Büyük velî Necmeddîn el-Kübrâ -kuddise sırruh- Hazretleri'nin önde gelen halîfelerinden olan Sa'deddîn el-Hamevî -kuddise sırruh- Hazretleri'nin hayatı hakkında kaynaklarda ayrıntılı bir bilgi bulunmamaktadır.
Suriye topraklarında bulunan "Hama" şehrinde dünyaya geldiği için "Hamevî" diye anılmıştır.
Mîlâdî 13-14. yüzyıllar arasında yaşamış olan Hazret, zaman zaman Şeyhü'l-ekber Muhyiddîn İbnü'l-Arâbî -kuddise sırruh- Hazretleri'nin en büyük halîfesi olan Sadreddîn el-Konevî -kuddise sırruh- Hazretleri'yle ve kendisi gibi Necmeddîn el-Kübrâ -kuddise sırruh- Hazretleri'nin mânevî terbiyesinde yetişen Necmeddîn-i Dâye -kuddise sırruh- Hazretleri'yle sohbet ve mülâkatta bulunmuştur.
Bir taraftan zühd ve nefis terbiyesine ağırlık vererek kısa zamanda önemli mesâfeler kateden Hazret, diğer taraftan 1233 milâdî yılında Şam'a gelmiş olan Mevlânâ Celâleddîn-i Rûmî Hazretleri ile buluşmuş ve onunla yedi yıl boyunca Tasavvufî meseleler hakkında konuşmuştur.

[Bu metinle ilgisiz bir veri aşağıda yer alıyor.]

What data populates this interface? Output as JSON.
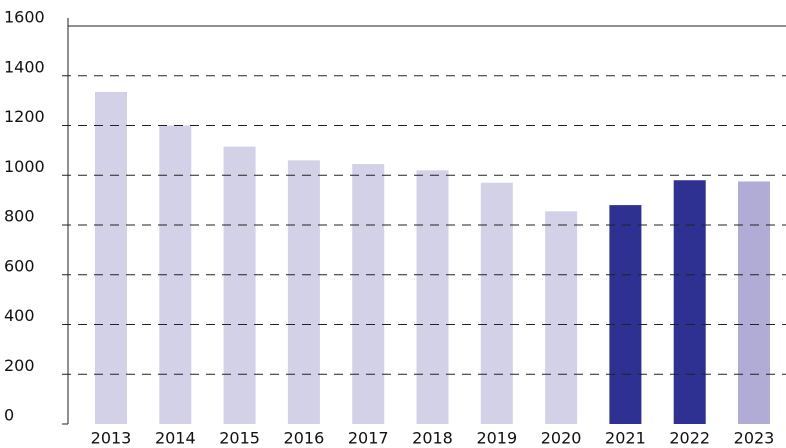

Moğol istilâsı esnâsında yaşadığı bölgeden ayrılarak, Anadolu topraklarına yerleşmek zorunda kalan Sa'deddîn el-Hamevî -kuddise sırruh- Hazretleri, bu bölgede "Kübreviyye" tarîkatının yayılmasında önemli bir rol oynamıştır.
Hâtemü'l-evliyâ'nın alâmet ve vasıfları hakkında "Risâle fî Zuhûr-ı Hâtemü'l-Velâye" adı altında, küçük fakat son derece mühim bir risâle kaleme alan Hazret, bu risâlede rûhî yapısından mânevî hakîkatine ve icrâ edeceği büyük vazîfeye varıncaya kadar, "Hâtemü'l-evliyâ" ile ilgili çarpıcı ifşaatlar kaleme almıştır.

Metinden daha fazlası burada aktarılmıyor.